Nachdem wir den Müll aufgesammelt hatten, wollten wir schnellstmöglich ins kühle Meer. Jedenfalls wollte ich das und stand schon im gepunkteten Badeanzug da, während Frieda noch gar nicht angefangen hatte, sich auszuziehen. Ich sah sie unauffällig von der Seite an. Sie haperte mit sich, mit sich und ihrem Körper. Nur langsam glitt das Sommerkleid an ihr herab. Darunter kamen ein hellblauer Bikini und porzellanfarbene, makellose Haut zum Vorschein. Sie war sehr feingliedrig gebaut, das war mir bewusst gewesen, doch ich hatte nicht damit gerechnet, beinahe ihre Rippen zählen zu können.
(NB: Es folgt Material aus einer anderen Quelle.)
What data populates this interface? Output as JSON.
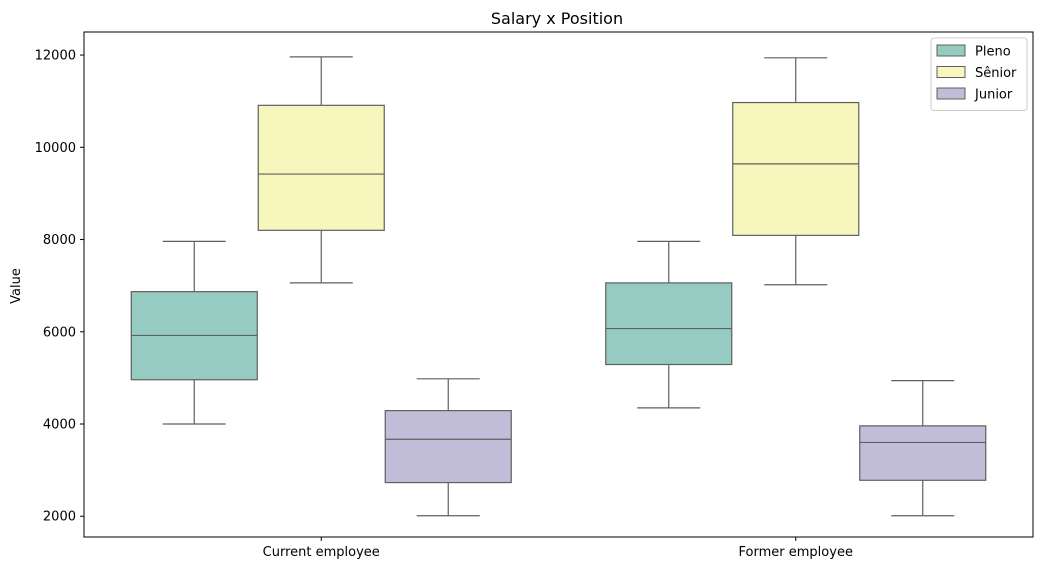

Es stimmte mich nachdenklich. Sie aß doch genug, oder? Ich schüttelte mit dem Kopf über meine eigenen Gedanken. Nur weil jemand dünn war, es hieß ja nicht gleich, dass eine Essstörung oder ähnliches vorlag. Scheiß gesellschaftliche Vorurteile!

„Wer als erster im Wasser ist, hat einen Wunsch frei!", rief ich und rannte bereits los. Frieda versuchte mich einzuholen, doch hatte natürlich keine Chance. „Ey, das war total unfair!", beschwerte sie sich und kam eilig zu mir geschwommen. „Pech gehabt, musst du beim nächsten Mal eben schneller sein!". Ich streckte ihr die Zunge raus. Sie erwiderte die Geste und spritze mich nass. Innerhalb weniger Minuten entstand ein kleiner, kindischer Wasserkrieg, der erst endete, als wir uns beide prustend ergaben. „Und, wie lautet dein Wunsch?", fragte sie und hielt mich noch immer an den Schultern fest. „Ich will dich entführen.". Sie lachte. „Das machst du doch schon die ganze Zeit!". „Weil's mir eben so gut gefällt!", erwiderte ich lächelnd und forderte sie mit einer Handbewegung zum Folgen auf.

Wir schwammen ein paar Meter, bis wir an einer kleinen Bucht ankamen, die nur vom Wasser aus erreichbar war. Die Bierglasbucht, auf den Namen hatte ich sie getauft. Es gab nur einen winzigen Sandfleck, der Rest bestand aus Steinen und eben Glasscherben, die im Sonnenlicht schimmerten. „Das hier ist die Bierglasbucht, fast niemand weiß von ihrer Existenz.", sagte ich. Wir tapsten vorsichtig über die größeren Steine und Felsen, die aus dem Wasser ragten, um zu dem Sandfleck zu gelangen. „Die Bierglasbucht?", hakte Frieda nach und schaute sich neugierig um. „Ja, ich habe sie so benannt. Vor vielen Jahren, nicht weit von hier entfernt, ist ein Frachter auf einer Sandbank aufgelaufen. Er ist umgekippt und die ganzen Bierflaschen, mit denen er beladen war, sind ins Meer gefallen. Die Flaschen wurden in die Bucht gespült, sind an den Felsen zerschellt und die Scherben wurden mit der Zeit geschliffen.". Sie hob ein paar der grünen Glasscherben auf, um sie genauer betrachten zu können. „Die sehen fast aus wie Jade.", bewundert streckte sie mir ihre vollen Hände entgegen. „Mit viel Fantasie und aus der Ferne, ja.". Ich setzte mich in den Sand und beobachtete Frieda dabei, wie sie eine Scherbe nach der anderen aufhob und die Einzigartigkeit jeder einzelnen bestaunte. Natürlich sah sie dabei total süß aus, ungefähr so glückliche wie ein Kind im Spielzeugladen.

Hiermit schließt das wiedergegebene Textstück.